Big-O in Bachmann–Landau notation specifically means the upper bound.
There are lots of other interesting measures of asymptotic behavior, and it's true that frequently in the vernacular Big-O is bandied as if it can mean many different things.
But I've never heard anyone in the computer science domain (which is surely what we're talking about when we're talking about hash tables?) argue that Big-O, when used precisely, is anything but upper bound.
Yes. The upper bound of some function. That function is not necessarily the worst-case runtime.
Best-case, average-case, and worst-case can all have upper bounds.
If the best case runtime as a function of data size is n/2, average case is n^2 + 5x, and worst case is e^n + 5n^2, these functions are asymptotically upper bounded by n, 2n^2, and 2e^n respectively, so they are big-O (incidentally they are also big-Omega and big-Theta) of n, n^2, and e^n respectively.
Big-O means the same thing in CS as it does in mathematics; this is not an issue of different domains using terms in different ways.
A famous example is Quicksort which is O(n*log(n)) average case, but not worst case where the tightest big-O bound is O(n^2). Any reputable reference you look up will agree with this. From Wikipedia, for example: “Mathematical analysis of quicksort shows that, on average, the algorithm takes O(n log n) comparisons to sort n items. In the worst case, it makes O(n2) comparisons, though this behavior is rare.”
When referring to the O() of a particular algorithm without further specification, upper bound is what is meant. When discussing the asymptotics of quicksort you say that it is O(nlog(n)) in the average case, not that it is O(nlog(n)) in general.
I tried to make this clear in my comment - (asymptotic) "upper bound" is a concept applicable to any function from N to R. So do you mean the upper bound of the worst case, the upper bound of the average case, the upper bound of the best case, the upper bound of the worst case memory usage, the upper bound of the median price of eggs in China on the nth day since 1970, or something else?

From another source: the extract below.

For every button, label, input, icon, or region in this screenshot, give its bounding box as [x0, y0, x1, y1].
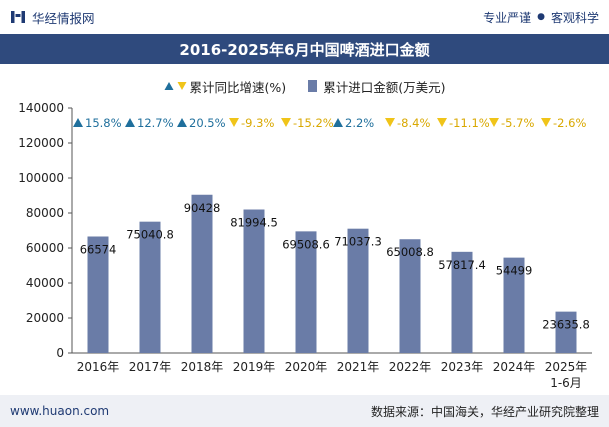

Ya, I just mean that without further qualification, it's the upper bound of the whole function that's being referred to, which is equivalent to the upper bound of the worst case.
No, you still don't understand. The worst-case runtime and the average-case runtime are different functions. There's no one "whole function" that both are part of.
They are not different functions. They are the same function. The average case is a special case of the general function in which some of the terms collapse.
I don't know what to say at this point. Any reputable reference will disagree with you, including the two Stack Overflow links I posted, or even the Wikipedia article on big-O notation, which doesn't say anywhere that it has to do with the worst case of algorithms.
> They are not different functions. They are the same function.
Sure, if you expand the term "function" to include "random variable", which is legitimate to do in some fields of math... but we're talking about deterministic functions from the natural numbers (or real numbers) to the real numbers here. Which is what big-O notation is defined for.
Can you write down the deterministic function from N->R giving the "runtime" of some algorithm? (I mean the actual function, not big-O).
This does not match my experience at all. I have never (including in academia) encountered use of Big O which implicitly referred to the worst case - it has _always_ referred to the average case. That being said, usage has rarely been implicit in my experience - average or worst has almost always been explicitly stated.
You're wrong about this. g in O(f) is defined as: There exists c, m such that for all n > m , c*f(n)>g(n). Big O notation doesn't care about algorithms or worst cases.
It is an upper bound on the growth. But _what_ you're upper bounding is not specified.
Big-O notation works on mathematical functions. In the usual case, the function you're upper bounding is the worst-case run time of a procedure for a given input size. But that's _far_ from the only case.
Big O can b the upper bound can be for the amortized worst case though.
The other notations (small o and omega) are about scaling (small o doesn't allow constant factors) and pinching (omega means there are two constant factors, one of which forms a lower bound, and the other an upper bound.
True, the word amortized (i.e. average) is left out here, which still makes people's usage imprecise. But there is a decent argument that amortized is more meaningful than worst-case. Because amortized gives expected throughput and latency, whereas worst-case says very little about throughput and only informs you on the 99th percentile of latency.